Headache medications that are available over the counter in the local drugstore are ineffective when it comes to a migraine headache, and migraine sufferers have received great help from medications that are targeting a migraine attack. They are non-narcotic prescription drugs, some of which have to be injected. They are available under names like Amerge, Axert, Frova, Imitrex, Maxalt, Relpax or Zomic, and the medication group is known in pharmacists' language as "triptans".
The medications are generally well tolerated, but the FDA has issued a warning.
In combination with another medication group, life threatening side effects can occur.

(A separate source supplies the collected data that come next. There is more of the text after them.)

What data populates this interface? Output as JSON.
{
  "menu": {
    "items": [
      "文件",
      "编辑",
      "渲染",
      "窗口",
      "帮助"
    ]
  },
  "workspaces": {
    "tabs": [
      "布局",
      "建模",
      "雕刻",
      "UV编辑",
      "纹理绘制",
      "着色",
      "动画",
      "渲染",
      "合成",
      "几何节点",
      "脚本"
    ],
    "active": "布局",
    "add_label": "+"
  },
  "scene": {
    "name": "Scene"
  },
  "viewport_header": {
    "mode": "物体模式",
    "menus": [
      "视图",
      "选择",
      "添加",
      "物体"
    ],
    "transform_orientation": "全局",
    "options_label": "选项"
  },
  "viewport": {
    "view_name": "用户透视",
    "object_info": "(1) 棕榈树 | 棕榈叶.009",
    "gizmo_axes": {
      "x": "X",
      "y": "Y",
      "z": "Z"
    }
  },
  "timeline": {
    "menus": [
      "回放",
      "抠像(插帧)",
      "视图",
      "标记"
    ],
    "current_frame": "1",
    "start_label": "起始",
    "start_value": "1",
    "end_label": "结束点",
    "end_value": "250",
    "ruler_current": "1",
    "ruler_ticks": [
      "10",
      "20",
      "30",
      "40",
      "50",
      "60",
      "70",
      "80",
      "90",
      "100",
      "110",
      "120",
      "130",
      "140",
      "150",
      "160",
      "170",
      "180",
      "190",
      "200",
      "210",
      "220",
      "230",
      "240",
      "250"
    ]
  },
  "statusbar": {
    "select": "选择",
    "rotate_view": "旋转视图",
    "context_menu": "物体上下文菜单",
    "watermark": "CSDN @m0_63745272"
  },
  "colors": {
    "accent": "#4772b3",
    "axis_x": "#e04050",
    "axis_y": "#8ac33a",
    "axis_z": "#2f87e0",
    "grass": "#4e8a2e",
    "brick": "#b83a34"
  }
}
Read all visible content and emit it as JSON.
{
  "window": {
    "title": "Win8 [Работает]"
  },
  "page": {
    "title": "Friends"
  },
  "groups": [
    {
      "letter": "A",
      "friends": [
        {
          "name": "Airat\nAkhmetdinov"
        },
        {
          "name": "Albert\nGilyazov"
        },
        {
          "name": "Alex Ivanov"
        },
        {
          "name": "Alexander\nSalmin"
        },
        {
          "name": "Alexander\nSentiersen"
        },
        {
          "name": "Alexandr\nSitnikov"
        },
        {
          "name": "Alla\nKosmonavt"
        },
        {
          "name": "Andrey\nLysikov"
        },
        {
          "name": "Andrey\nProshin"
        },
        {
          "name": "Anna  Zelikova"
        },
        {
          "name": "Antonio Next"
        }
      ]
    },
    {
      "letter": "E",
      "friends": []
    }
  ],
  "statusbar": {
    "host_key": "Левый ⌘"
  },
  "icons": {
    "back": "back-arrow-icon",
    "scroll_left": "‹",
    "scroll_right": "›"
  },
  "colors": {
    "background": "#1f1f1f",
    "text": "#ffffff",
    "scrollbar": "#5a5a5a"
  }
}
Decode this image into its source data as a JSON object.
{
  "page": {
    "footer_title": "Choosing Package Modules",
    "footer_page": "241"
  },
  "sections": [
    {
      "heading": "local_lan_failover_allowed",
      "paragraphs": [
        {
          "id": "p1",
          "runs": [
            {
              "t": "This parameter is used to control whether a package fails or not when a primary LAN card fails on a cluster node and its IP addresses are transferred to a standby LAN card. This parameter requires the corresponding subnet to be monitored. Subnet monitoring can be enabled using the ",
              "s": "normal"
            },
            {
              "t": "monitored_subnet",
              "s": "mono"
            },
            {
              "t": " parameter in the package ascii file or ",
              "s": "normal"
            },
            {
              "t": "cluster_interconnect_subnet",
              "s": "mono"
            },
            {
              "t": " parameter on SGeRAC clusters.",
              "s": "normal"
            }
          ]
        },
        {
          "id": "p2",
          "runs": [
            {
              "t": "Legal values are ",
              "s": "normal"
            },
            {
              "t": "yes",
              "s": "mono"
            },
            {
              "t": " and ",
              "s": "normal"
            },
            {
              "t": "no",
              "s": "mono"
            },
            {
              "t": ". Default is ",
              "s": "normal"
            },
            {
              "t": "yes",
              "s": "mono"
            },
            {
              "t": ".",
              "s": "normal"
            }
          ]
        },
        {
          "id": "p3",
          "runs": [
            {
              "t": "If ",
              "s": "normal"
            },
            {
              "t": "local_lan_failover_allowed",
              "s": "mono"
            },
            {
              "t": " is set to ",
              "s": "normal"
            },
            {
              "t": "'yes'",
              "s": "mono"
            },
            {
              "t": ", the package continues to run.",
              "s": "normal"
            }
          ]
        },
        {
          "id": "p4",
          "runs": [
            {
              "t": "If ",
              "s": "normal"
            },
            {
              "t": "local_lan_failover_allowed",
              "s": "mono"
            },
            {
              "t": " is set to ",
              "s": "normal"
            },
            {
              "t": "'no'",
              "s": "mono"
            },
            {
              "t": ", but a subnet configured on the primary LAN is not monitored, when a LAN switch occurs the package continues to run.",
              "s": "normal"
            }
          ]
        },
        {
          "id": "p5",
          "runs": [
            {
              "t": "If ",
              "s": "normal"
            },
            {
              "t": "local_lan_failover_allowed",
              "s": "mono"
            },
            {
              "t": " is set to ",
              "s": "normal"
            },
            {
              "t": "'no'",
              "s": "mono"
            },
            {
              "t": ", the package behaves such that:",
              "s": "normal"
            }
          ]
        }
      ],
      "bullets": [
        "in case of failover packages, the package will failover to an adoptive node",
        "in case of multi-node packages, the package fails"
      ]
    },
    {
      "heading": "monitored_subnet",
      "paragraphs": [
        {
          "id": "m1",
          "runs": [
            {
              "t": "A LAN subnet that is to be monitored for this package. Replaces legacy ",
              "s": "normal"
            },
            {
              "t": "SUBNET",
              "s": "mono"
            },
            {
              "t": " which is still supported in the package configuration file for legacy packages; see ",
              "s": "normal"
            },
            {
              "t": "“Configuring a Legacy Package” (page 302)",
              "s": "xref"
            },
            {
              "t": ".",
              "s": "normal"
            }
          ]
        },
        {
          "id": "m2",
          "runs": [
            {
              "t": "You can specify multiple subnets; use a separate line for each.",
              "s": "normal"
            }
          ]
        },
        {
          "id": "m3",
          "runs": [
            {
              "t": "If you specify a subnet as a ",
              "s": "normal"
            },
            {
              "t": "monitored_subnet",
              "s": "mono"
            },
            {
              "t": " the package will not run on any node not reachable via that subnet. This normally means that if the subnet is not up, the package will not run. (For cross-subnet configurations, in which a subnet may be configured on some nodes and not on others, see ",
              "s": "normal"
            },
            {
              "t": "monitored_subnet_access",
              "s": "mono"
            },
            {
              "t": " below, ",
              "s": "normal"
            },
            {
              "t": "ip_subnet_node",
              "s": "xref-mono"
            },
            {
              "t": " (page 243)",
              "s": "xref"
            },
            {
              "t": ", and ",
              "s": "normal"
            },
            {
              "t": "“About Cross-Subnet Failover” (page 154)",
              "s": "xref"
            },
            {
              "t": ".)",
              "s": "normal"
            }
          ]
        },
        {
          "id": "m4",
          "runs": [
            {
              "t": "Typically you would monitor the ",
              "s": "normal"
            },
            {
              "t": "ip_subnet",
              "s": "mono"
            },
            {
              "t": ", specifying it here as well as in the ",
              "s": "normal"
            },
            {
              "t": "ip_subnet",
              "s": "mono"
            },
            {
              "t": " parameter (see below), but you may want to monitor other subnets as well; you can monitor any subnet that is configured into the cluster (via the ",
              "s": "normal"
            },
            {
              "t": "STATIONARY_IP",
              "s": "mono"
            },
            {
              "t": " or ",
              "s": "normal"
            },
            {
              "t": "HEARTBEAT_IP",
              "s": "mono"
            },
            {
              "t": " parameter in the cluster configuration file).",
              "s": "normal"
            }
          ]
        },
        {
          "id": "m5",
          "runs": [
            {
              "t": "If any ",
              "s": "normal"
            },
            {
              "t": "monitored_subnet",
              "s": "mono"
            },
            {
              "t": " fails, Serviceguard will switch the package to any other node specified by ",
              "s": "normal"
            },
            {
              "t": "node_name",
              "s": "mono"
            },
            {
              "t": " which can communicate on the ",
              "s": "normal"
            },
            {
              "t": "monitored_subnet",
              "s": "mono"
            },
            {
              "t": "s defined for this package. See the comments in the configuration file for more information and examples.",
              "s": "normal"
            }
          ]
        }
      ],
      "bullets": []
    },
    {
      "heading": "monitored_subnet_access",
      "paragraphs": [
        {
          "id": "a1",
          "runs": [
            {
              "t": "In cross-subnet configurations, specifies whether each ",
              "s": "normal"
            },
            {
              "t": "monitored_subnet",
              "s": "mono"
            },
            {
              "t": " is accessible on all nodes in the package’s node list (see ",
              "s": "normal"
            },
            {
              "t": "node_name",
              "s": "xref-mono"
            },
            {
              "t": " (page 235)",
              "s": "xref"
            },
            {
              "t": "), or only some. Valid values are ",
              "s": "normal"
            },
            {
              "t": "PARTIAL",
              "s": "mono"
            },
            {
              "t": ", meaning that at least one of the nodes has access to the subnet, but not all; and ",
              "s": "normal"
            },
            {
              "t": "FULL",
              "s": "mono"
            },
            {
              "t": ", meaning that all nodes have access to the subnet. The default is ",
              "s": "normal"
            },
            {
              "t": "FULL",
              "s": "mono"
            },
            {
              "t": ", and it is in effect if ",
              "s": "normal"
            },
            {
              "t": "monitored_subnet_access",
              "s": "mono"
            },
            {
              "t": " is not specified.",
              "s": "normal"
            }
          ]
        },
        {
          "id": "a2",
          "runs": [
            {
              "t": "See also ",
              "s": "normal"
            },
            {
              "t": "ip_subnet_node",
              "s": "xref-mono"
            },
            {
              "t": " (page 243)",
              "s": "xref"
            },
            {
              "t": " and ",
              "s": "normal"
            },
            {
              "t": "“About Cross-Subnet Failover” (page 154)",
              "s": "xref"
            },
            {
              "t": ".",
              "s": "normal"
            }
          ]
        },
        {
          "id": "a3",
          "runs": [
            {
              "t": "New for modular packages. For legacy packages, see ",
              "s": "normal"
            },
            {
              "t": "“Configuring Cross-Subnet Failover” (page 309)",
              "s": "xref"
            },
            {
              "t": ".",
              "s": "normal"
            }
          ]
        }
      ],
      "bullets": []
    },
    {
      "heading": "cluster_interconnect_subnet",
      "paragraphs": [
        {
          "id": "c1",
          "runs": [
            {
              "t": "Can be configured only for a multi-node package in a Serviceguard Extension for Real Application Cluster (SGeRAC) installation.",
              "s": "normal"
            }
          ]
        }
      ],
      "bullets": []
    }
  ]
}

Any patient who is receiving medication for the treatment of depression in the form of a Selective Serotonin Reuptake Inhibitor (SSRI's) is strongly warned, not to take any of those listed triptans for migraine. The anti depressive drugs are Celexa, Fluvoxamin, Paxil, Prozac and Zoloft. Two other medications, namely Effexor and Cymbalta are Selective Serotonin/Norepinephrin Reuptake Inhibitors (SSNRI's), and they carry the same risk when taken in combination with the triptans.
The combination of the two medications can lead to a dangerous condition known as Serotonin syndrome. It occurs when the body has too much serotonin, a chemical found in the nervous system. Serotonin syndrome symptoms may include restlessness, hallucinations, loss of coordination, fast heartbeat, and rapid changes in blood pressure, increased body temperature, overactive reflexes, nausea, vomiting, and diarrhea. Serotonin syndrome may be more likely to occur when starting or increasing the dose of a triptan, SSRI or SNRI.
It is up to the prescribing physician to carefully weigh the advantages against the serious side effects, and it can be a difficult choice, as both conditions, migraine as well as depression, need to be treated effectively. Any patient who has to take both medications has to be closely watched. The patient also has to be alert to any side effect.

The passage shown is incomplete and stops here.